A month or so after Sylvia died I was told that ‘it would get worse’ by someone in the know. Carlos and I talked about that statement later, only to be baffled at how it could possibly get worse. Surely, we thought, it must at least some how get better. We have been through the worst…right? How could it continue on a downward spiral? How could anything get worse than this? But they were right. It is worse. It has gotten much worse. In two weeks it will be the week that I found out I was pregnant. Any moment past that, I was pregnant a year ago. We are entering the time of year that 365 days ago I had hope. To now be at the same time of year, except without her, without hope and still lost and confused is nearly more than I can seem to bear. The past two weeks or so have been awful. I don’t know if something triggered it or if its just time that is suddenly my enemy. Its truly physically painful. Grief seems to have a tangible manifestation that is present now in my life. Its like a new character, a side-kick. I’d even go so far as to say grief is like a new friend because of its constant presence. Its almost comforting in a way as often I feel like it brings me closer to Sylvia.  

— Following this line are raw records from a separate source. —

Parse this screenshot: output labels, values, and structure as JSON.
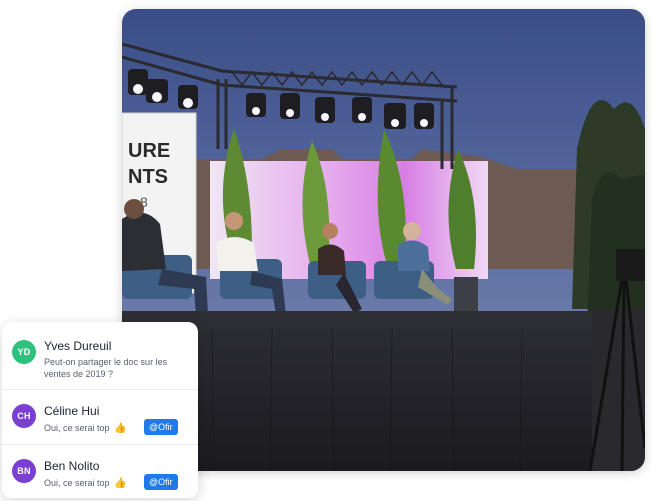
{
  "scene": {
    "banner_text": [
      "URE",
      "NTS",
      "8"
    ]
  },
  "colors": {
    "accent": "#1f7bea",
    "avatar_yd": "#2ec27e",
    "avatar_ch": "#7b3fd1",
    "avatar_bn": "#7b3fd1"
  },
  "chat": {
    "messages": [
      {
        "initials": "YD",
        "name": "Yves Dureuil",
        "text": "Peut-on partager le doc sur les ventes de 2019 ?"
      },
      {
        "initials": "CH",
        "name": "Céline Hui",
        "text": "Oui, ce serai top",
        "reaction": "👍",
        "mention": "@Ofir"
      },
      {
        "initials": "BN",
        "name": "Ben Nolito",
        "text": "Oui, ce serai top",
        "reaction": "👍",
        "mention": "@Ofir"
      }
    ]
  }
}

We had a support group meeting last week and it was the only time that I felt a little okay. But the time we spend with other families who get it only lasts so long and is once a month. And then we are back in the real world where it seems that everyone has children, another person is pregnant and happy families are slapping us across the face left and right. Carlos and I were talking after this last support group about how I wished I could either never leave the presence of another bereaved mother or at least bottle the feeling I get when someone near me can relate to how I am dying inside. I am not suicidal but I often think about how much easier it would be if I were to die so that I didn’t wake up with this pain and sadness. I have cried every single day for 93 days now. And when I think about another 93 days from now, much less the rest of my life, it seems only logical that my grief will multiply becoming heavier and heavier until I am smothered. Dying from a broken heart seems very, very logical. It seemed ludicrous that it could get worse, but it has. I understand why people slowly collapse after loosing a child. I get why marriages fall apart. I get why depression can so quickly lead to drugs and alcohol. I don’t hold any decisions that a mother or father in grief make against them. I get it. This is too much for my heart.

I envision a long, slow drawn out end like a movie where a main character gets shot. *BANG* The victims eyes wide with the shock of what just happened. Their hand goes to the wound in their chest, slowly pulling away to see their hand covered in bright red, sticky blood. Their head and neck snap back with the reality of their demise. Their eyes back up at the assassin, looking sad and scared now, with a question that their mouth doesn’t have the energy to say out loud. They take a couple falling steps forward, they clutch their chest and drop to their knees. They stumble on their knees aimlessly forward and then place one hand down. They crawl like that, in a tripodal position for a couple more feet before their legs drop behind them. Their breath hot and thick, they now army crawl, elbow over elbow, dragging their worthless legs for a distance longer before that becomes too much and they collapse into the ground. Several heaves from a heavy, exhausted breath and they die. That, I imagine, is metaphorically how my future could be.

I don’t feel like I have a lot to live for, and thats what I have been struggling the most with. I have lost my daughter and with her went the future and my hope. If something were to happen to Carlos, I feel confident in saying that I would probably succumb to the grief.

People all the time say to Carlos and I, ‘I don’t know how you do it,’ or ‘I wouldn’t be able to go on.’ And it always seems so ridiculous to me. I think it is coming from a place where they are trying to recognize and compliment my ability still be standing but it seems so silly. We have two options, we either die, or we keep living. I know there are some that do end their life after they loose a child, and I get it, trust me. But its surprised me the number of people that think that statistic would be them. I imagine, I would have been one of those people had you asked me before Sylvia died. The choice to live, as far as I’m concerned, shouldn’t be broken down into anything else other than our ability to wake up every morning. It shouldn’t be ranked on our ability to go to work, to pay our bills or to even maintain friendships. Carlos and I woke up today. Thats success. Carlos and I survived another day and night of physically painful, inescapable, heart wrenching grief of life without our daughter. And tomorrow, we will wake up and do it again. I saw a quote recently that speaks to this, ‘Child loss is not an event, its an indescribable story of survival.’ Today, we survived.